Somente em 2024, Mato Grosso do Sul registrou mais de 8 mil afastamentos temporários do trabalho relacionados a transtornos como ansiedade e depressão. Embora esses quadros não estejam diretamente ligados à insônia, são reconhecidos como principais gatilhos para distúrbios do sono.
Um estudo da Fiocruz, divulgado em junho deste ano, revelou que 72% dos brasileiros enfrentam algum tipo de distúrbio do sono. Entre os entrevistados, 45% relataram insônia e 15% convivem com insônia crônica.
Mudança no prato, mudança no sono
A pedagoga Elcina Campiteli, de 53 anos, compartilha que passou a adaptar sua alimentação para melhorar o descanso noturno. “Evito cafeína, chocolate, refrigerante e refeições pesadas depois das 19h. Isso ajuda a não ir dormir estufada ou com refluxo”, comenta.
Além disso, ela relata que consome frutas, iogurtes, castanhas e alimentos leves no jantar. “Quando como tarde, preciso esperar muito tempo para poder deitar.
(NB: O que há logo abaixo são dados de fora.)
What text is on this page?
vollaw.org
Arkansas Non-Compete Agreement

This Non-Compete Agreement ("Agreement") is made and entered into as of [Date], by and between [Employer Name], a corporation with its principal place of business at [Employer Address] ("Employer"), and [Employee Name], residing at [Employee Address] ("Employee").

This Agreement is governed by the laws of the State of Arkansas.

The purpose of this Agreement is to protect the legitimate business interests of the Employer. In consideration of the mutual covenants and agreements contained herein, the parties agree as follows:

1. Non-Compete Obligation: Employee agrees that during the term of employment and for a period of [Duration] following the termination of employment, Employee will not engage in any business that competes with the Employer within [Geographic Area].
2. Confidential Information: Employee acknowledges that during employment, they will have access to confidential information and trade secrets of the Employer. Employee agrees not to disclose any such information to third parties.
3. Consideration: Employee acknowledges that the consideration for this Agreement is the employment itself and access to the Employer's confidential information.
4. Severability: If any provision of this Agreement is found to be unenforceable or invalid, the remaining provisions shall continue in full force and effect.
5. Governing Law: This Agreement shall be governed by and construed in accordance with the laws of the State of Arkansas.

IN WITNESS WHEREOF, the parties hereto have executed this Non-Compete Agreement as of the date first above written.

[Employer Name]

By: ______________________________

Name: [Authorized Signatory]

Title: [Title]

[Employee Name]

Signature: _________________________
Parece que a comida vai voltar. Isso altera toda minha rotina”, explica.
Mesmo com os cuidados, Elcina enfrenta dificuldades recorrentes para dormir. “Acordo quase todas as noites. Às vezes, fico de 40 minutos a três horas sem conseguir dormir de novo. Então, controlar o que como à noite é essencial pra mim.”
Já a publicitária Mariana Bernardy, de 44 anos, sempre manteve uma dieta equilibrada, mas sofria com sono excessivo. O problema, segundo sua nutricionista, estava no excesso de café.
“Eu achava que o café não me afetava, mas acordava sem energia, mesmo dormindo bem. Quando cortei a cafeína por duas semanas, senti diferença. Hoje durmo melhor e acordo disposta”, relata Mariana. Ela continua consumindo a bebida, mas de forma mais moderada.
Comer tarde pode até causar pesadelos
A nutricionista Maria Rita Teixeira destaca que o intervalo entre o jantar e o sono é crucial para uma boa noite de descanso. “O ideal é jantar até as 18h. Três horas antes de dormir, no mínimo. Assim, o corpo não está mais ocupado com a digestão e consegue produzir melatonina, o hormônio do sono”, explica.
Segundo ela, refeições pesadas ou tardias podem atrapalhar esse processo, causar azia, refluxo e até pesadelos. “Enquanto o corpo digere, ele não foca em descansar. Isso interfere diretamente no sono”, afirma.
A recomendação da especialista é priorizar alimentos leves no jantar, como legumes cozidos, sopas e carnes magras, e evitar café, chocolate, bebidas alcoólicas, comidas gordurosas, chás estimulantes e pratos apimentados.